Saturday, 14 November 2009

a night of television

So watching anything American while in Britain brings a new level of entertainment.  To list the shows of this evening (to make my night sound not soooo pathetic, I am crocheting - wait does that make it sound any better? - at least it means I'm producing something!):

NCIS - good in the States anyway!
The Bodyguard - a much better showing of Whitney Houston than when she appeared on the X-Factor (British show that we based American Idol off of) a few weeks ago.

But before those two was by far the best show I've seen on the British teli (oh yeah, they say teli rather than TV to shorten television).  It's not an American show and I'm guessing that most British don't find it nearly as amazing as I do (seeing as I have a slightly different knowledge of American culture then them...) but check this out:

The show is called Jamie's American Road Trip.  Jamie Oliver is a chef and in the episode I caught he was in Georgia and making his way through the South, obviously experiencing some delicious Southern cookin'!  However, what makes this show better than all the other abundance of cooking shows on recently is that is less about the cooking and more about culture, politics, religion, and even racism (as the poor Jamie Oliver found out when talking about Obama to a group of high society ladies having tea in the deep South) associated all around the food we make.  In all reality, it probably wouldn't be nearly as interesting to me if I was actually in the States, but alas I'm not and so have been thoroughly entertained!

Ta Ra for now!  (yes, I've actually heard people say Ta Ra for good bye)

Thursday, 5 November 2009

remember, remember...

Fireworks are one of those things that while you watch them you always seem to think, "hhhmmm.... when was the last time I watched fireworks?"  Well, I can say for me it was this past summer in Milan, Illinois for the 4th of July.  The fireworks there may have been a bit better than the show here in Walker tonight (no grand finale, which was very disappointing) but the States has nothing on the bonfire that was lit tonight!
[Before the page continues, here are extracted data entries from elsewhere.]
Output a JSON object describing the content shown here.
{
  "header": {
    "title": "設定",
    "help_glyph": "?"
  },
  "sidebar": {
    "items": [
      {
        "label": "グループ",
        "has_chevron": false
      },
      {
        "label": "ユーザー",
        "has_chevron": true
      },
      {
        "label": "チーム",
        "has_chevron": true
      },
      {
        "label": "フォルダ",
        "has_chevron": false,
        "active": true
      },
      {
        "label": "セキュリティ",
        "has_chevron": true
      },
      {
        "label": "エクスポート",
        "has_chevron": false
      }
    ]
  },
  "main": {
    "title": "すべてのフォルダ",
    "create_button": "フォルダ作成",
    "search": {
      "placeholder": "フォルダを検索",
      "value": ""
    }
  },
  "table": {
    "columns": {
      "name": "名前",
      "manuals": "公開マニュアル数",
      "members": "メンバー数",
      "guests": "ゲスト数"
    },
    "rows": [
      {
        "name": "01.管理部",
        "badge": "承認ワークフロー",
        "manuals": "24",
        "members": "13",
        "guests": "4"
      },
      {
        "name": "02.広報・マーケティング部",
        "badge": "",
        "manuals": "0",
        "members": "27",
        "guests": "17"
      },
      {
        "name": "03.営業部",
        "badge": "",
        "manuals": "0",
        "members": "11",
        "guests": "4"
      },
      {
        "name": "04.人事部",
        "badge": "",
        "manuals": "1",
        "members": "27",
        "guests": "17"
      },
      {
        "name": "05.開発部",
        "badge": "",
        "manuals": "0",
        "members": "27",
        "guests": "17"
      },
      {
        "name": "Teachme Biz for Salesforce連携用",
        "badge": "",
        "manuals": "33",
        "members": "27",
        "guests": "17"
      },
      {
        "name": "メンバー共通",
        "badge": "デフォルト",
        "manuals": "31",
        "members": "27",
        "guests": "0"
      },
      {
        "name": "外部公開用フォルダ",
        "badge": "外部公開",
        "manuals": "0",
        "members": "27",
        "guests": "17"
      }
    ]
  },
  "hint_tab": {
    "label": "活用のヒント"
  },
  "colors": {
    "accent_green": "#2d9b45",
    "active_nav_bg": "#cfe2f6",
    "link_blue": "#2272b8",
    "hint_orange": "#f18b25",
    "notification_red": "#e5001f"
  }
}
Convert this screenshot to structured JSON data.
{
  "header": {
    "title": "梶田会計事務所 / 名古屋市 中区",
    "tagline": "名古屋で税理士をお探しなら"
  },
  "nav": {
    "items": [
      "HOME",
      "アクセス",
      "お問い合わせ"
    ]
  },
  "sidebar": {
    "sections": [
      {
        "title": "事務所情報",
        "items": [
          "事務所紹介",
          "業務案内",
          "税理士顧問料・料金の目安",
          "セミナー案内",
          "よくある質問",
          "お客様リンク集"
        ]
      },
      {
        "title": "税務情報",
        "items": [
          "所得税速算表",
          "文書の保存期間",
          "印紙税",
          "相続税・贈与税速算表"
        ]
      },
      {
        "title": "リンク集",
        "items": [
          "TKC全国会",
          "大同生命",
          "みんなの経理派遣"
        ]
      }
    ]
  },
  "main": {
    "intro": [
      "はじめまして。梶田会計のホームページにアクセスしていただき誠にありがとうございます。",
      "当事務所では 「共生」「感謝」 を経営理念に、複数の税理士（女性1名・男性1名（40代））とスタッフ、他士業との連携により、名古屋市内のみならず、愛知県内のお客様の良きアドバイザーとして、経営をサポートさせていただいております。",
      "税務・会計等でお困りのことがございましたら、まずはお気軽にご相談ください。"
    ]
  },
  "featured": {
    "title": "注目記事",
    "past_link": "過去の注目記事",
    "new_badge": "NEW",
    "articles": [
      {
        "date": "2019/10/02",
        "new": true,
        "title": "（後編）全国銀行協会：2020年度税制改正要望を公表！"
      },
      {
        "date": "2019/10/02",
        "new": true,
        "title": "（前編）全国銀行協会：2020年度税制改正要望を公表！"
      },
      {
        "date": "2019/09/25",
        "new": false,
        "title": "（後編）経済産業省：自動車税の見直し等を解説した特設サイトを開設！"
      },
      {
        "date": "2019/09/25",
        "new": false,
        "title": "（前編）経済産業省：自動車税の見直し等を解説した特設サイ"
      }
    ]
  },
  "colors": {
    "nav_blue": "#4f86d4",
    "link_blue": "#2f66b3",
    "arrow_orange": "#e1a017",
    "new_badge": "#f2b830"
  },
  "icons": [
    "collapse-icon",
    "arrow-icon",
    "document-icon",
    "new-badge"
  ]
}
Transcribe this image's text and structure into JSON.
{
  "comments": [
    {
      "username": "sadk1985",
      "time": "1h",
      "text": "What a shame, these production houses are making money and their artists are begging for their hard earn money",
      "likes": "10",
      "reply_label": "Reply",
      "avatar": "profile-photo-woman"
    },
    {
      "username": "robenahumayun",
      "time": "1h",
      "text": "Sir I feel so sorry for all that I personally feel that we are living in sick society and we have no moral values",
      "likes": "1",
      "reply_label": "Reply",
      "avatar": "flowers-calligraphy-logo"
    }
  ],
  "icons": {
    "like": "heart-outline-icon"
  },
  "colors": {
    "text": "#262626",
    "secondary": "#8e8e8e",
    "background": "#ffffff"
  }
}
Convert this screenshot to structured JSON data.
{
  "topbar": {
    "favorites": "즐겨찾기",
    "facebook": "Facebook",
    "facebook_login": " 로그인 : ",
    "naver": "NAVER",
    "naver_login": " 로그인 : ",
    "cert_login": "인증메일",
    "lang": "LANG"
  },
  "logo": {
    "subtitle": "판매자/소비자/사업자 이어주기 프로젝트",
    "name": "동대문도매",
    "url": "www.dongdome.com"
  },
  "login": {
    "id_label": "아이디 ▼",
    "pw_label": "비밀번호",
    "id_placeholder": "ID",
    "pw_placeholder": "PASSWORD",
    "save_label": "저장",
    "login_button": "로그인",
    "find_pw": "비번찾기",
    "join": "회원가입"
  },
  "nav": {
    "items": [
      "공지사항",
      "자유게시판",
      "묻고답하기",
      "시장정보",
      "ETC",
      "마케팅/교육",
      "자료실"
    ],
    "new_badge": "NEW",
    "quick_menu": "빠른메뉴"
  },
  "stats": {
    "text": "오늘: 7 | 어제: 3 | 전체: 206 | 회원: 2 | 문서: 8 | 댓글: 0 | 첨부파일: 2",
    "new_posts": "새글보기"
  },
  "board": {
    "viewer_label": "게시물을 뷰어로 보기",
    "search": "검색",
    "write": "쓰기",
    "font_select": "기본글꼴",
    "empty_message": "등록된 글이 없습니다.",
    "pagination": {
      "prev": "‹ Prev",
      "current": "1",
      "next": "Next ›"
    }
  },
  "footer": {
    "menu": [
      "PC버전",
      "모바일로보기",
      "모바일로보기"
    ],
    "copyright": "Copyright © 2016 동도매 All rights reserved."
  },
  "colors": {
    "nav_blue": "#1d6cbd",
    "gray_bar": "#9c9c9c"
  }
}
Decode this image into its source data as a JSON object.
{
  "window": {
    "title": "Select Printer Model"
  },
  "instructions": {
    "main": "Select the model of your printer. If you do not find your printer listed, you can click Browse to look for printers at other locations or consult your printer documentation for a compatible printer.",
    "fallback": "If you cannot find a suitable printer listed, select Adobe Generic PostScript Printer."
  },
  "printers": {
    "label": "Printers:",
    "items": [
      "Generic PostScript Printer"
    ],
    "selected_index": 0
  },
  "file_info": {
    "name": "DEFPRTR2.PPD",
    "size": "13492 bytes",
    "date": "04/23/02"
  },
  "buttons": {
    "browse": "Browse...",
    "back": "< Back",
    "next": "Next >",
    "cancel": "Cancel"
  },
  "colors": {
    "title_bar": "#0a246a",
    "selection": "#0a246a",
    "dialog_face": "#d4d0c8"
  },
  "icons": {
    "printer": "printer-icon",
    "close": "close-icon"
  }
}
Back tracking a little, to complete the saying that was begun in the title of this post... "Remember, remember the 5th of November."  Today is Guy Fawkes Day.  The rough story I got from the kids (and what I think I've remembered hearing before this year anyway), is essentially Guy Fawkes had this plan to blow up the Houses of Parliament on the 5th of November, and was thus telling everyone to remember it.  Of course the plan was stopped, but now the 5th is celebrated in much the same manor as our 4th of July.  Bonfire and fireworks.  Granted, there's not all the patriotic stuff like we have (obviously, since our's is Independence Day) and the British CANNOT cook out like us good ol' Midwesterners (I've got a feeling by the end of this year I'm going to be craving a decent cheese burger).  BUT in Walker Park tonight, which is just across from where I work (and a couple streets down from my flat) there was THE LARGEST BONFIRE I HAVE EVER SEEN IN MY LIFE!  My rough guess is that it was at least 3-stories high.  Complete with a wooden "guy" at the top.  It reminded me of the movie Grease, including carnival rides.  Unfortunately, since it was so ridiculously big there wasn't any getting close to it, so no chance for hot dogs and s'mores...

long story short:
5th of November vs. 4th of July

(pictures to be posted on my facebook and link to be added onto here soon)

Sunday, 1 November 2009

Before I forget!!

I had someone actually tell me "Cheerio" today as a word for "goodbye."  I think I skipped a little in my step in an effort to subtly hide my excitement!  I've also heard "ta ta" or "ta ra" both of which are equally good.  Oh, and "cheers" when said quickly, i.e. to a bus driver when you are getting off the bus, sounds more like "chairs."

Did I mention already that "rain" in English seems to mean perpetual mist?  Well, some proper rain has begun to set in.  Apparently, it will be here for about a week, and then go back to just happening occasionally.  A wet autumn, but still not as cold as back home, so I don't mind!